Die Beschwerden sind begründet. Die Antragsgegnerin ist verpflichtet, die Antragsteller vorläufig zum Studium der Tiermedizin im ersten Fachsemester zuzulassen. Die Antragsteller haben den für den Erlass einer dahingehenden einstweiligen Anordnung erforderlichen Anordnungsgrund und einen Anordnungsanspruch gemäß § 123 Abs. 1 und 3 VwGO i.V.m. §§ 920 Abs. 2, 294 ZPO glaubhaft gemacht.

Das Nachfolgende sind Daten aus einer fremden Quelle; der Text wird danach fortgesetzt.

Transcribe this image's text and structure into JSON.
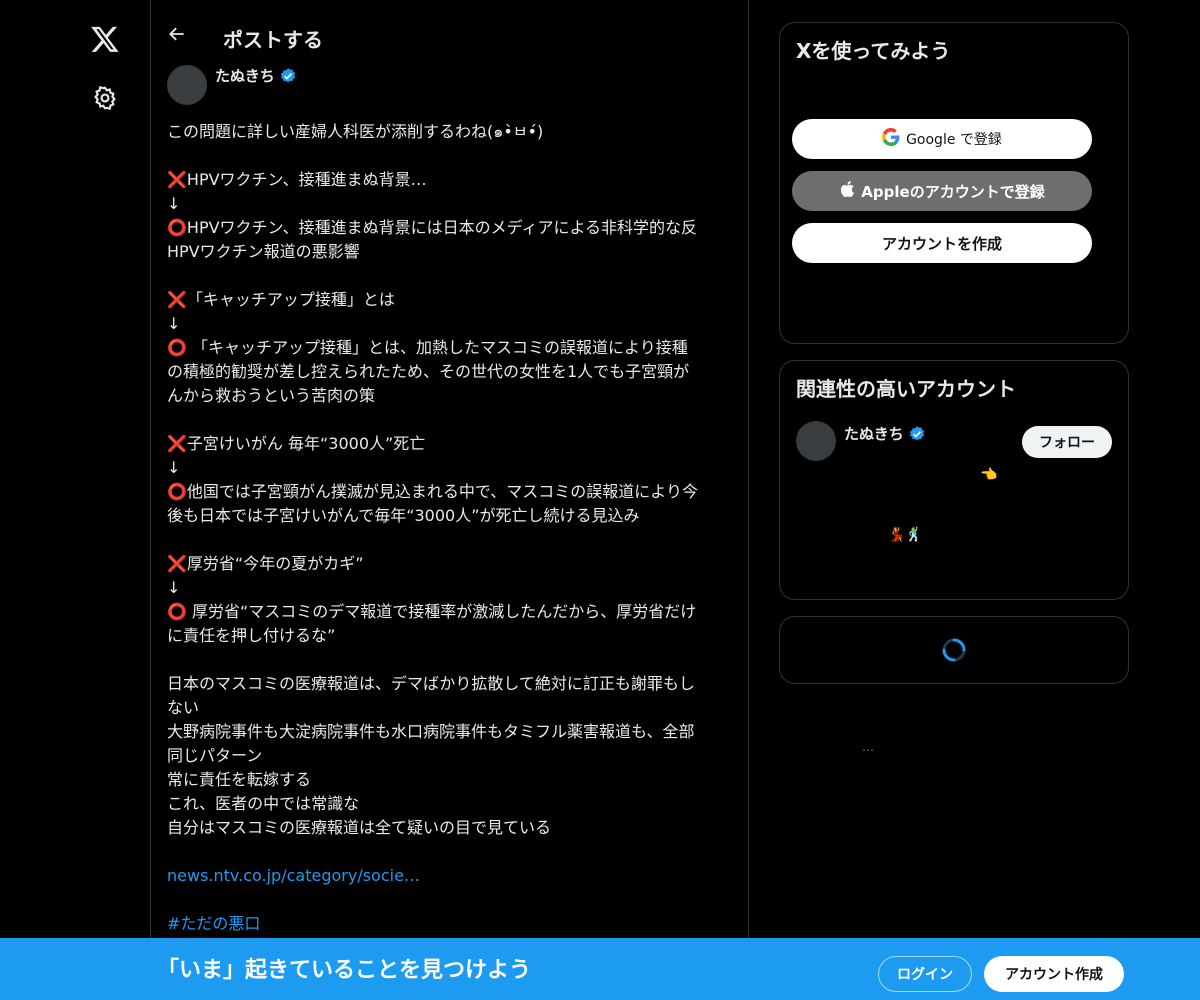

Die Aufnahmekapazität und damit die Zahl der Studienplätze im Studiengang Tiermedizin ist im Einzelnen nach den Bestimmungen der Kapazitätsverordnung (KapVO) vom 23. Juni 2003 (Nds.GVBl. S. 222) zu ermitteln. Das Verwaltungsgericht ist in dem angefochtenen Beschluss zutreffend zu der Einschätzung gelangt, dass die gemäß § 8 KapVO erforderliche Ermittlung des Lehrangebotes eine normative Festlegung der verfügbaren Stellen voraussetzt, wie sie zum Beispiel im Stellenplan zu einem Haushaltsplan enthalten ist (vgl. §§ 17 Abs. 5 bis 7, 49 LHO). Eine solche normative Festlegung liegt für die Antragsgegnerin für das Wintersemester 2003/2004 nicht vor. Denn ein verbindlicher Stellenplan, der nach § 8 KapVO nur zur Grundlage einer Kapazitätsberechnung gemacht werden kann, ist nicht aufgestellt worden.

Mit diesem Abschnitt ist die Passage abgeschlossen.